Study abstracts from the National Library of Medicine’s bibliographic database shows over 600 potential health benefits of turmeric, and/or its primary polyphenol, curcumin. While adding turmeric to your diet is a sure way to boost your overall health, there are a few things you need to know as well as as how to improve turmeric bioavailability.
Turmeric’s Key Nutrient Isn’t Easy To Absorb
As mentioned previously, curcumin is the active compound you want to absorb from eating turmeric. However, a big problem with turmeric is that curcumin isn’t easily absorbed (1).
Various animal and clinical studies reveal that the concentrations of curcumin in blood plasma, urine, and peripheral tissues, if detectable at all, are extremely low regardless of dosage size (2).
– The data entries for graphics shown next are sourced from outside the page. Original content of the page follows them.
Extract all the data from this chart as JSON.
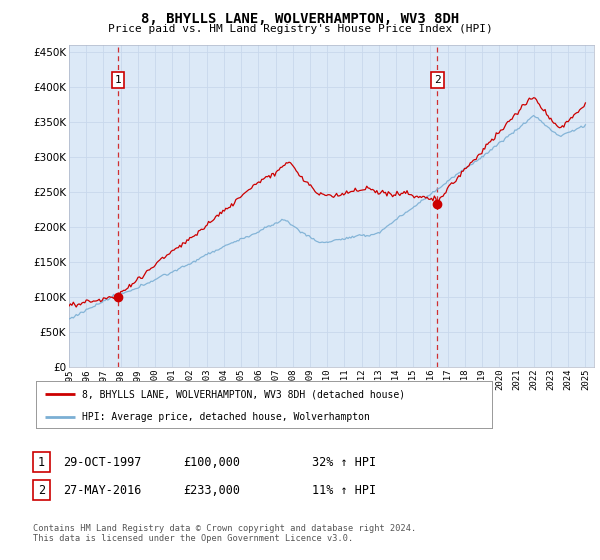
{
  "title": "8, BHYLLS LANE, WOLVERHAMPTON, WV3 8DH",
  "subtitle": "Price paid vs. HM Land Registry's House Price Index (HPI)",
  "background_color": "#dce9f7",
  "fig_bg_color": "#ffffff",
  "grid_color": "#c8d8ec",
  "sale1_date": 1997.83,
  "sale1_price": 100000,
  "sale1_label": "1",
  "sale2_date": 2016.4,
  "sale2_price": 233000,
  "sale2_label": "2",
  "xmin": 1995.0,
  "xmax": 2025.5,
  "ymin": 0,
  "ymax": 460000,
  "yticks": [
    0,
    50000,
    100000,
    150000,
    200000,
    250000,
    300000,
    350000,
    400000,
    450000
  ],
  "ytick_labels": [
    "£0",
    "£50K",
    "£100K",
    "£150K",
    "£200K",
    "£250K",
    "£300K",
    "£350K",
    "£400K",
    "£450K"
  ],
  "legend_label_red": "8, BHYLLS LANE, WOLVERHAMPTON, WV3 8DH (detached house)",
  "legend_label_blue": "HPI: Average price, detached house, Wolverhampton",
  "table_row1": [
    "1",
    "29-OCT-1997",
    "£100,000",
    "32% ↑ HPI"
  ],
  "table_row2": [
    "2",
    "27-MAY-2016",
    "£233,000",
    "11% ↑ HPI"
  ],
  "footer": "Contains HM Land Registry data © Crown copyright and database right 2024.\nThis data is licensed under the Open Government Licence v3.0.",
  "red_color": "#cc0000",
  "blue_color": "#7bafd4",
  "marker_red": "#cc0000"
}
And low absorption rate will not give you the health benefits of this medicinal food.
How To Skyrocket Turmeric Bioavailability
Fortunately, there are 3 simple kitchen strategies that you can use to boost turmeric bioavailability.
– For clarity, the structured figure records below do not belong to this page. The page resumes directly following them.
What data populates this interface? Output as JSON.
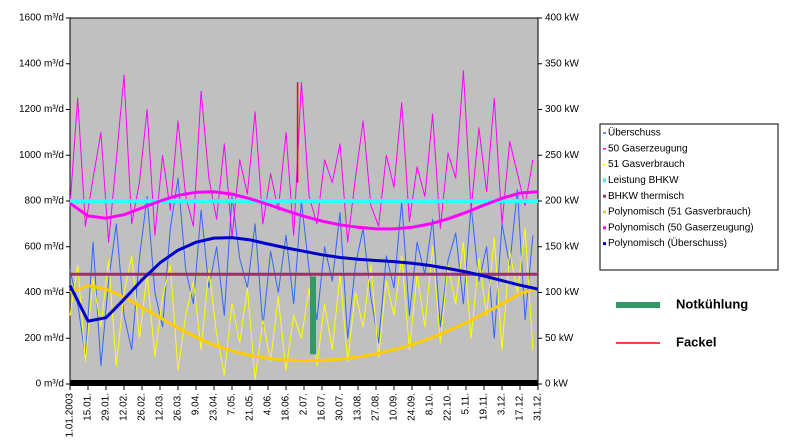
{
  "chart_data": {
    "type": "line",
    "ylim": [
      0,
      1600
    ],
    "yticks": [
      {
        "value": 0,
        "label": "0 m³/d"
      },
      {
        "value": 200,
        "label": "200 m³/d"
      },
      {
        "value": 400,
        "label": "400 m³/d"
      },
      {
        "value": 600,
        "label": "600 m³/d"
      },
      {
        "value": 800,
        "label": "800 m³/d"
      },
      {
        "value": 1000,
        "label": "1000 m³/d"
      },
      {
        "value": 1200,
        "label": "1200 m³/d"
      },
      {
        "value": 1400,
        "label": "1400 m³/d"
      },
      {
        "value": 1600,
        "label": "1600 m³/d"
      }
    ],
    "y2lim": [
      0,
      400
    ],
    "y2ticks": [
      {
        "value": 0,
        "label": "0 kW"
      },
      {
        "value": 50,
        "label": "50 kW"
      },
      {
        "value": 100,
        "label": "100 kW"
      },
      {
        "value": 150,
        "label": "150 kW"
      },
      {
        "value": 200,
        "label": "200 kW"
      },
      {
        "value": 250,
        "label": "250 kW"
      },
      {
        "value": 300,
        "label": "300 kW"
      },
      {
        "value": 350,
        "label": "350 kW"
      },
      {
        "value": 400,
        "label": "400 kW"
      }
    ],
    "xlim": [
      0,
      364
    ],
    "xticks": [
      {
        "value": 0,
        "label": "1.01.2003"
      },
      {
        "value": 14,
        "label": "15.01."
      },
      {
        "value": 28,
        "label": "29.01."
      },
      {
        "value": 42,
        "label": "12.02."
      },
      {
        "value": 56,
        "label": "26.02."
      },
      {
        "value": 70,
        "label": "12.03."
      },
      {
        "value": 84,
        "label": "26.03."
      },
      {
        "value": 98,
        "label": "9.04."
      },
      {
        "value": 112,
        "label": "23.04."
      },
      {
        "value": 126,
        "label": "7.05."
      },
      {
        "value": 140,
        "label": "21.05."
      },
      {
        "value": 154,
        "label": "4.06."
      },
      {
        "value": 168,
        "label": "18.06."
      },
      {
        "value": 182,
        "label": "2.07."
      },
      {
        "value": 196,
        "label": "16.07."
      },
      {
        "value": 210,
        "label": "30.07."
      },
      {
        "value": 224,
        "label": "13.08."
      },
      {
        "value": 238,
        "label": "27.08."
      },
      {
        "value": 252,
        "label": "10.09."
      },
      {
        "value": 266,
        "label": "24.09."
      },
      {
        "value": 280,
        "label": "8.10."
      },
      {
        "value": 294,
        "label": "22.10."
      },
      {
        "value": 308,
        "label": "5.11."
      },
      {
        "value": 322,
        "label": "19.11."
      },
      {
        "value": 336,
        "label": "3.12."
      },
      {
        "value": 350,
        "label": "17.12."
      },
      {
        "value": 364,
        "label": "31.12."
      }
    ],
    "series": [
      {
        "name": "Überschuss",
        "color": "#3366ff",
        "width": 1,
        "x": [
          0,
          6,
          12,
          18,
          24,
          30,
          36,
          42,
          48,
          54,
          60,
          66,
          72,
          78,
          84,
          90,
          96,
          102,
          108,
          114,
          120,
          126,
          132,
          138,
          144,
          150,
          156,
          162,
          168,
          174,
          180,
          186,
          192,
          198,
          204,
          210,
          216,
          222,
          228,
          234,
          240,
          246,
          252,
          258,
          264,
          270,
          276,
          282,
          288,
          294,
          300,
          306,
          312,
          318,
          324,
          330,
          336,
          342,
          348,
          354,
          360
        ],
        "values": [
          500,
          350,
          120,
          620,
          80,
          450,
          700,
          300,
          150,
          550,
          820,
          400,
          250,
          680,
          900,
          500,
          350,
          760,
          420,
          600,
          300,
          820,
          550,
          420,
          700,
          250,
          580,
          400,
          650,
          350,
          800,
          500,
          280,
          600,
          450,
          750,
          200,
          520,
          680,
          380,
          180,
          560,
          420,
          800,
          300,
          620,
          480,
          720,
          250,
          540,
          660,
          350,
          780,
          450,
          600,
          200,
          700,
          520,
          850,
          280,
          650
        ]
      },
      {
        "name": "50 Gaserzeugung",
        "color": "#ff00ff",
        "width": 1,
        "x": [
          0,
          6,
          12,
          18,
          24,
          30,
          36,
          42,
          48,
          54,
          60,
          66,
          72,
          78,
          84,
          90,
          96,
          102,
          108,
          114,
          120,
          126,
          132,
          138,
          144,
          150,
          156,
          162,
          168,
          174,
          180,
          186,
          192,
          198,
          204,
          210,
          216,
          222,
          228,
          234,
          240,
          246,
          252,
          258,
          264,
          270,
          276,
          282,
          288,
          294,
          300,
          306,
          312,
          318,
          324,
          330,
          336,
          342,
          348,
          354,
          360
        ],
        "values": [
          780,
          1250,
          690,
          900,
          1100,
          620,
          980,
          1350,
          700,
          880,
          1200,
          650,
          1000,
          760,
          1150,
          820,
          690,
          1280,
          900,
          720,
          1050,
          640,
          980,
          830,
          1190,
          700,
          920,
          760,
          1100,
          650,
          1320,
          820,
          700,
          980,
          880,
          1050,
          620,
          900,
          1150,
          780,
          690,
          1000,
          860,
          1230,
          710,
          950,
          820,
          1180,
          680,
          1010,
          900,
          1370,
          760,
          1120,
          840,
          1250,
          700,
          1060,
          920,
          780,
          980
        ]
      },
      {
        "name": "51 Gasverbrauch",
        "color": "#ffff00",
        "width": 1,
        "x": [
          0,
          6,
          12,
          18,
          24,
          30,
          36,
          42,
          48,
          54,
          60,
          66,
          72,
          78,
          84,
          90,
          96,
          102,
          108,
          114,
          120,
          126,
          132,
          138,
          144,
          150,
          156,
          162,
          168,
          174,
          180,
          186,
          192,
          198,
          204,
          210,
          216,
          222,
          228,
          234,
          240,
          246,
          252,
          258,
          264,
          270,
          276,
          282,
          288,
          294,
          300,
          306,
          312,
          318,
          324,
          330,
          336,
          342,
          348,
          354,
          360
        ],
        "values": [
          300,
          520,
          100,
          460,
          250,
          540,
          80,
          400,
          560,
          200,
          480,
          120,
          380,
          520,
          60,
          300,
          450,
          150,
          500,
          220,
          40,
          350,
          180,
          420,
          20,
          280,
          100,
          380,
          60,
          300,
          200,
          420,
          80,
          350,
          150,
          480,
          100,
          400,
          250,
          520,
          120,
          450,
          300,
          560,
          150,
          480,
          250,
          600,
          180,
          520,
          350,
          620,
          200,
          550,
          300,
          640,
          150,
          580,
          400,
          680,
          150
        ]
      },
      {
        "name": "Leistung BHKW",
        "color": "#33ffff",
        "width": 4,
        "x": [
          0,
          364
        ],
        "values": [
          800,
          800
        ]
      },
      {
        "name": "BHKW thermisch",
        "color": "#993366",
        "width": 3,
        "x": [
          0,
          364
        ],
        "values": [
          480,
          480
        ]
      },
      {
        "name": "Polynomisch (51 Gasverbrauch)",
        "color": "#ffcc00",
        "width": 3,
        "x": [
          0,
          14,
          28,
          42,
          56,
          70,
          84,
          98,
          112,
          126,
          140,
          154,
          168,
          182,
          196,
          210,
          224,
          238,
          252,
          266,
          280,
          294,
          308,
          322,
          336,
          350,
          364
        ],
        "values": [
          400,
          430,
          415,
          380,
          335,
          290,
          245,
          205,
          170,
          145,
          125,
          112,
          105,
          102,
          103,
          108,
          118,
          132,
          150,
          172,
          200,
          232,
          268,
          308,
          350,
          395,
          420
        ]
      },
      {
        "name": "Polynomisch (50 Gaserzeugung)",
        "color": "#ff00ff",
        "width": 3,
        "x": [
          0,
          14,
          28,
          42,
          56,
          70,
          84,
          98,
          112,
          126,
          140,
          154,
          168,
          182,
          196,
          210,
          224,
          238,
          252,
          266,
          280,
          294,
          308,
          322,
          336,
          350,
          364
        ],
        "values": [
          790,
          735,
          725,
          740,
          770,
          800,
          825,
          838,
          840,
          830,
          810,
          785,
          758,
          733,
          712,
          696,
          685,
          678,
          678,
          685,
          700,
          722,
          750,
          782,
          812,
          835,
          840
        ]
      },
      {
        "name": "Polynomisch (Überschuss)",
        "color": "#0000cc",
        "width": 3,
        "x": [
          0,
          14,
          28,
          42,
          56,
          70,
          84,
          98,
          112,
          126,
          140,
          154,
          168,
          182,
          196,
          210,
          224,
          238,
          252,
          266,
          280,
          294,
          308,
          322,
          336,
          350,
          364
        ],
        "values": [
          430,
          275,
          290,
          370,
          455,
          530,
          585,
          620,
          638,
          640,
          630,
          612,
          595,
          580,
          565,
          553,
          545,
          540,
          535,
          528,
          518,
          505,
          490,
          472,
          452,
          432,
          415
        ]
      }
    ],
    "markers": [
      {
        "name": "Notkühlung",
        "color": "#339966",
        "width": 6,
        "x": 189,
        "low": 130,
        "high": 470
      },
      {
        "name": "Fackel",
        "color": "#ff0000",
        "width": 1.5,
        "x": 177,
        "low": 880,
        "high": 1320
      }
    ]
  }
}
1. Always Mix With Black Pepper
Black Pepper is a powerful medicine in its own right and a Potent Turmeric Adjuvant.
“If people are given a bunch of turmeric curcumin, within an hour there’s a little bump in the level in their blood stream. We don’t see a large increase because our liver is actively trying to get rid of it. But what if the process is suppressed by taking just a quarter teaspoon’s worth of black pepper? Then you see curcumin levels skyrocket. The same amount of curcumin consumed, but the bioavailability shoots up 2000%. Even just a little pinch of pepper—1/20th of a teaspoon—can significantly boost levels. And guess what a common ingredient in curry powder is besides turmeric? Black pepper (3).”